また、下半身の脂肪は、上半身の脂肪がある程度消費されるまで蓄積された状態が維持される傾向があるという研究報告がある。そのため、下半身の脂肪の消費がされやすくなるまで長期的に減量に取り組むことが大切である。

下半身の脂肪が燃えにくいもう一つの理由

下半身の脂肪細胞は、α2-アドレナリン受容体が優勢だ。一方、上半身はβアドレナリン受容体が優勢で、この受容体が多いとより迅速に脂肪細胞から脂肪酸の放出が可能になる。

この点もまた、上半身の方が脂肪を燃焼させやすい理由の一つに挙げられる。残念ながら、α2-アドレナリン受容体は脂肪を溜め込みやすい性質を持っているので、効率的に脂肪を動員するためには受容体の特性を理解したアプローチが必要だ。

編集注

かつて海外ではα2-アドレナリン受容体に着目した成分(ヨヒンビン等)が注目されたこともあり、元記事では、ヨヒンベ(ヨヒンビン)を推奨する内容が記載されているが、日本では医薬品成分に該当し、副作用のリスクも高いため、安易な摂取は推奨されていないので留意しておきたい。

トレーニングをやりすぎない!

もう一つ考慮すべき点は、脚のオーバートレーニングだ。下半身の脂肪がなかなか落ちないと気持ちが焦ってしまい、脚のトレーニングをやりすぎてしまいがちだ。その結果、過度な疲労蓄積による炎症反応やストレスの影響で、一時的に脚部がむくみやすくなる、筋肉のデフィニションがぼやけるといった現象が起こる可能性がある。

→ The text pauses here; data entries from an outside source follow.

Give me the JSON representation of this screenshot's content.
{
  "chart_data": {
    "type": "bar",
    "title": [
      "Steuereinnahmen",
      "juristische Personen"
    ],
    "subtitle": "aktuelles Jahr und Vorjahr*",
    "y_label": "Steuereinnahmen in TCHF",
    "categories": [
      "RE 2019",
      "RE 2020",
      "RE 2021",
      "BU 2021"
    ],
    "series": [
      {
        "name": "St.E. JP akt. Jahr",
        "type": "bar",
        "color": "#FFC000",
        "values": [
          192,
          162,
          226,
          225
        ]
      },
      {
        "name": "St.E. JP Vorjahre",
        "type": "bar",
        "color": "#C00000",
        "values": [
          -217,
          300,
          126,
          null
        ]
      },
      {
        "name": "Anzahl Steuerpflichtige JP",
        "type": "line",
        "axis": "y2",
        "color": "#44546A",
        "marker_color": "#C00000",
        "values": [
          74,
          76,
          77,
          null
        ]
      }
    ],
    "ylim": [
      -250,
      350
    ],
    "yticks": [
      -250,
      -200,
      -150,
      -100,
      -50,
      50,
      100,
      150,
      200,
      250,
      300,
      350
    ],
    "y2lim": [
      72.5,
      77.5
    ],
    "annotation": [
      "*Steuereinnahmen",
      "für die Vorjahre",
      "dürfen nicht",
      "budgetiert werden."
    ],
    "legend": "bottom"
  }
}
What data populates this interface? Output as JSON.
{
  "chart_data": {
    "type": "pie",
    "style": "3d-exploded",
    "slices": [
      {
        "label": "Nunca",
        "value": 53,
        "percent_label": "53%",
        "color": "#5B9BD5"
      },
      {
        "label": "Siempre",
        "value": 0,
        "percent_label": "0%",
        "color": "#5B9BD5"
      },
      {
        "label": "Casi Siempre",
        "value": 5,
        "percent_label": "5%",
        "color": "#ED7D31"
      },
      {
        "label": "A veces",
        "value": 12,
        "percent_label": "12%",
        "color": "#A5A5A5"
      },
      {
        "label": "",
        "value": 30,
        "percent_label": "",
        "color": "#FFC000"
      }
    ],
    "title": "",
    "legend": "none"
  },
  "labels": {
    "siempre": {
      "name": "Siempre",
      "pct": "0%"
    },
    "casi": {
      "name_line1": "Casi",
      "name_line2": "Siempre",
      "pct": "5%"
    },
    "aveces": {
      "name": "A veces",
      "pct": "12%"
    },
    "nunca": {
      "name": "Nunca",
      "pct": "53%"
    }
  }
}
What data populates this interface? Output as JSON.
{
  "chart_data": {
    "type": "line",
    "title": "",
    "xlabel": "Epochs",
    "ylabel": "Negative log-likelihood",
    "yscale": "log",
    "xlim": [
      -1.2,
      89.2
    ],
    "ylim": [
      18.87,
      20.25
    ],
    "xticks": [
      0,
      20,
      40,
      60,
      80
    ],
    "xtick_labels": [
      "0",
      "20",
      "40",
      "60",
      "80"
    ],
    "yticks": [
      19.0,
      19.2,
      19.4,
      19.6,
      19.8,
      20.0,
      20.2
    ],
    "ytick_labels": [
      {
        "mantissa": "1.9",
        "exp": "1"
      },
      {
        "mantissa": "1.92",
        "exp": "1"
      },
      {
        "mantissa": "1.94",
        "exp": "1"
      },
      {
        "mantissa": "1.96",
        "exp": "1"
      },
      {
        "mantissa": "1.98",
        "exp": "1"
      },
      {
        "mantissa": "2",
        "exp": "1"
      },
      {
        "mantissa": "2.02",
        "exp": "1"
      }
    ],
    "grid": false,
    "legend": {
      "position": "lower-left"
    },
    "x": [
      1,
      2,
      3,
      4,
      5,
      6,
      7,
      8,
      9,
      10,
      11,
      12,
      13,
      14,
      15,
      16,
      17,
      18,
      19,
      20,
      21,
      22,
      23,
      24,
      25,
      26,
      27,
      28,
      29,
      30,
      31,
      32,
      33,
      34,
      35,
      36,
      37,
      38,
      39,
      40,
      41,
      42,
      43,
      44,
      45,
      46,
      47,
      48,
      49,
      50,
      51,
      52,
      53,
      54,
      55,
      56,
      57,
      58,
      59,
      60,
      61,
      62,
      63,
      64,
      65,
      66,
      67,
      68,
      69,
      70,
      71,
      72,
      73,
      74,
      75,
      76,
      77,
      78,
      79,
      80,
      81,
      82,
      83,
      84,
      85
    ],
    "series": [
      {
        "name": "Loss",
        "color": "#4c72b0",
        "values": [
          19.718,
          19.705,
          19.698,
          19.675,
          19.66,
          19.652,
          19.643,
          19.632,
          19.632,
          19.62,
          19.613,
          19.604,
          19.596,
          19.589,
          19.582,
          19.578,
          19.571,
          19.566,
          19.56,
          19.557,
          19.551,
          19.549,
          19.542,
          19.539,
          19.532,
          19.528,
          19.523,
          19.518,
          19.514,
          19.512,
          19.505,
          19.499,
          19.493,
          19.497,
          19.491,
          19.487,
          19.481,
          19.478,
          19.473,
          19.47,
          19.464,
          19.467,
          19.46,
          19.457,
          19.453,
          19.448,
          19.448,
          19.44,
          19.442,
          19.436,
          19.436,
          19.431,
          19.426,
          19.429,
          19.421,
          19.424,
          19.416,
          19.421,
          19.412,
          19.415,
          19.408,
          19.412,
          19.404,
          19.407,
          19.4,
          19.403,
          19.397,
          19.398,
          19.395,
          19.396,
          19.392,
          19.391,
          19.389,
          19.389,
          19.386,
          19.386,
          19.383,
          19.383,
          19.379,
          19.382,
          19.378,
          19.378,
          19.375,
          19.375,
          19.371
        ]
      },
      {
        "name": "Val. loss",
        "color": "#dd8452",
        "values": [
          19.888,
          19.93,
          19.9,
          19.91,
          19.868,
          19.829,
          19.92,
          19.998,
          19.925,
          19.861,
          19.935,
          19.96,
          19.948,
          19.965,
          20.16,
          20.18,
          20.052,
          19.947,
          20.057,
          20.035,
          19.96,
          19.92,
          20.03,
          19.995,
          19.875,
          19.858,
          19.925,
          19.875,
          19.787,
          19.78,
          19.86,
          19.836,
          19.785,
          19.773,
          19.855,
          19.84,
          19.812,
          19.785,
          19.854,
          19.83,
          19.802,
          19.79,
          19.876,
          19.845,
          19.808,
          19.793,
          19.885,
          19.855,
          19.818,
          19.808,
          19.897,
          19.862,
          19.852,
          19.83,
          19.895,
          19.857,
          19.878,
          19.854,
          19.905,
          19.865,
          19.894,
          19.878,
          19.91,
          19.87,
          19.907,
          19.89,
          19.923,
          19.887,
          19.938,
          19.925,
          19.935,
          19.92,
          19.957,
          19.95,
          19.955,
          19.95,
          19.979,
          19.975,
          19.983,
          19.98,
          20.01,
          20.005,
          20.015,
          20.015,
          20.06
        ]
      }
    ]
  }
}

コンテスト間際まで下半身を強度の高いトレーニングで追い込んでしまうボディビルダーは少なくないが、ベテランのコンテストボディビルダーは、大会の1週間前までに下半身のワークアウト(有酸素運動も含む)を終了させ、最後の1週間は疲労回復に専念しているケースが多い。気持ちも体力も余裕を持ってステージに上がるようにしたほうがいいだろう。